TRACER Campaign

Atmospheric Radiation Measurement user facility (ARM)

TRacking Aerosol Convection interations ExpeRiment (TRACER)

July 16-19, 2022 Dust Event

Notebook for data exploration of ARM aerosol and lidar data.
Corresponding Author: Adam Theisen (atheisen@anl.gov)

Overview#

The first notebook in this series was an introduction to some of the features in ACT. In this notebook, we will be exploring different types of data and bringing it all together to get a view of this dust event.

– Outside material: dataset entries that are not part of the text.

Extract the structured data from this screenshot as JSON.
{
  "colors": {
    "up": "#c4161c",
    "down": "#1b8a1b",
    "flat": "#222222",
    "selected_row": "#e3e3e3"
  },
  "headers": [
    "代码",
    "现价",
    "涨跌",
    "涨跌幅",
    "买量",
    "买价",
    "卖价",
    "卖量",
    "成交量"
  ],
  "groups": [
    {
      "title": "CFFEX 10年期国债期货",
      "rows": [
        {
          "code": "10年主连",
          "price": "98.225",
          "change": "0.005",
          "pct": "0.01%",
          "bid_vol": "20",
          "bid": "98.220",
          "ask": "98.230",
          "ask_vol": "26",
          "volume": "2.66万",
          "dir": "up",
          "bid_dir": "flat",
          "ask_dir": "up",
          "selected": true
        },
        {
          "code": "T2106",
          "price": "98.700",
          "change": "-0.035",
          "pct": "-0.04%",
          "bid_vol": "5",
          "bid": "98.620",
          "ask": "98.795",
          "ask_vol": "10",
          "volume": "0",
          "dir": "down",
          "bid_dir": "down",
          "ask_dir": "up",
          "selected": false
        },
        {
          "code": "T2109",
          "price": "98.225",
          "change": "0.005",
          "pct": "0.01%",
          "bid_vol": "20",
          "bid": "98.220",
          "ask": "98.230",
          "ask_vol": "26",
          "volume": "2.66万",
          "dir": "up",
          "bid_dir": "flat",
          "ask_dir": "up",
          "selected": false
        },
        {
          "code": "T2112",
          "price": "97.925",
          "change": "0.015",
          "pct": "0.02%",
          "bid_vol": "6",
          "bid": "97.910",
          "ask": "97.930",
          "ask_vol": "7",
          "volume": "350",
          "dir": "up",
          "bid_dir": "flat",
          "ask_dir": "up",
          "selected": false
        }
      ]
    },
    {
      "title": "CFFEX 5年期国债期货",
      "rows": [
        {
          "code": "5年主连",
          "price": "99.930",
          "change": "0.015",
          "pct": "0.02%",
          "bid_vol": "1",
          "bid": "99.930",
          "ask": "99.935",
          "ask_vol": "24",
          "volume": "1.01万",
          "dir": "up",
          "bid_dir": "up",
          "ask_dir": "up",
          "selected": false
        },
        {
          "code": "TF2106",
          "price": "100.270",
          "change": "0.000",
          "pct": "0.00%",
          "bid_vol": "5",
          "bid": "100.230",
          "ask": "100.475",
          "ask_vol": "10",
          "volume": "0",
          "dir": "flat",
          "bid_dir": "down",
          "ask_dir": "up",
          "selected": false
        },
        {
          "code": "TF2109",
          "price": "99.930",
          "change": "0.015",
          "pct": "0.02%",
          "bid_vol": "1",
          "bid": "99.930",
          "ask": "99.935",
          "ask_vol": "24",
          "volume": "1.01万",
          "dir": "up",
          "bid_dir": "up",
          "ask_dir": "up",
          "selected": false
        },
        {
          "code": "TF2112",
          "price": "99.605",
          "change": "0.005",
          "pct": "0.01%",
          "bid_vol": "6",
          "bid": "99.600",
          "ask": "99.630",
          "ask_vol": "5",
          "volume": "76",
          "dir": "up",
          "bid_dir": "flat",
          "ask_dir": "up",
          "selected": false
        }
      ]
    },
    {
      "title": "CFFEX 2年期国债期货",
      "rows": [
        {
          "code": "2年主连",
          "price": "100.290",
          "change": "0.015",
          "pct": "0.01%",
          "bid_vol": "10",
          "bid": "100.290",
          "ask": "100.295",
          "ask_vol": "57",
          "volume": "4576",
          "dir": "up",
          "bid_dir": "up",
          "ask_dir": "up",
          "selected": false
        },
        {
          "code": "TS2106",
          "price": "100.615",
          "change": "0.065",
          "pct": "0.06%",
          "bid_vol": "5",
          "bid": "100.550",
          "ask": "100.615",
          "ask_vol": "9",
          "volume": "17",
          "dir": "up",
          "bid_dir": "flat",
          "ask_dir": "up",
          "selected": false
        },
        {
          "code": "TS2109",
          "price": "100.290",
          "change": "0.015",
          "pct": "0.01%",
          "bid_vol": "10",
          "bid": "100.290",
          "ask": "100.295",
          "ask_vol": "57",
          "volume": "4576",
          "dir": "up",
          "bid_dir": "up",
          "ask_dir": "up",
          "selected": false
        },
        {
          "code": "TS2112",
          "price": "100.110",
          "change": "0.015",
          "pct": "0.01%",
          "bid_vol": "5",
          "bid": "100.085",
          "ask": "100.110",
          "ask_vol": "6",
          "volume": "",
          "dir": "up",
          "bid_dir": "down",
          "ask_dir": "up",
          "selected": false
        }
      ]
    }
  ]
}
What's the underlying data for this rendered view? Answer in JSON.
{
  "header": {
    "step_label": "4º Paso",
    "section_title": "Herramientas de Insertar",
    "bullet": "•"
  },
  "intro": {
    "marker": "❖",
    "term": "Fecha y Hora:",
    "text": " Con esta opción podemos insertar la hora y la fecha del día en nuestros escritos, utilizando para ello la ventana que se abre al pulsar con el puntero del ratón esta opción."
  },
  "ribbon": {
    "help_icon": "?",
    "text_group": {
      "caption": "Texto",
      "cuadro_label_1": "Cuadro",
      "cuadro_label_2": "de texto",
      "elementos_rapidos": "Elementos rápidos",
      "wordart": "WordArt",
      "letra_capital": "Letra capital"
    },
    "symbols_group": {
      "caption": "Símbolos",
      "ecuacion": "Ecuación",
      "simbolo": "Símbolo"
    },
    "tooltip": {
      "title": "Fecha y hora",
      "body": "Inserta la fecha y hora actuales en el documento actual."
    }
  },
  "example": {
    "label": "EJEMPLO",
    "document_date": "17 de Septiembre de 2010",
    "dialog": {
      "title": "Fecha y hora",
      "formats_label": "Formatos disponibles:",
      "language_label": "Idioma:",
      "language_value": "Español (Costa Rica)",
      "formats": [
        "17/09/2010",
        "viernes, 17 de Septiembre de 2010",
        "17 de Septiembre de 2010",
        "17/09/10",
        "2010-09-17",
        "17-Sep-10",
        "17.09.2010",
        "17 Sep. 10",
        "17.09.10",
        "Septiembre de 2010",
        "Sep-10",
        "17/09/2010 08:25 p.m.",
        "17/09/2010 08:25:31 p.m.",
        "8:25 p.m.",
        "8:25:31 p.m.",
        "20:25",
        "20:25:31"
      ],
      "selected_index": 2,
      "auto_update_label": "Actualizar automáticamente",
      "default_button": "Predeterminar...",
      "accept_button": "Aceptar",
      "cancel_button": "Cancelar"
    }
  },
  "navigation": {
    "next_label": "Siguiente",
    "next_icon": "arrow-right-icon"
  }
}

  1. Micropulse Lidar (MPL) Data

  2. Aerodynamic Particle Sizer (APS) Data

  3. Putting it All Together

  4. Questions for the User to Explore

Prerequisites#

This notebook will rely heavily on Python and the Atmospheric data Community Toolkit (ACT). Don’t worry if you don’t have experience with either, this notebook will walk you though what you need to know.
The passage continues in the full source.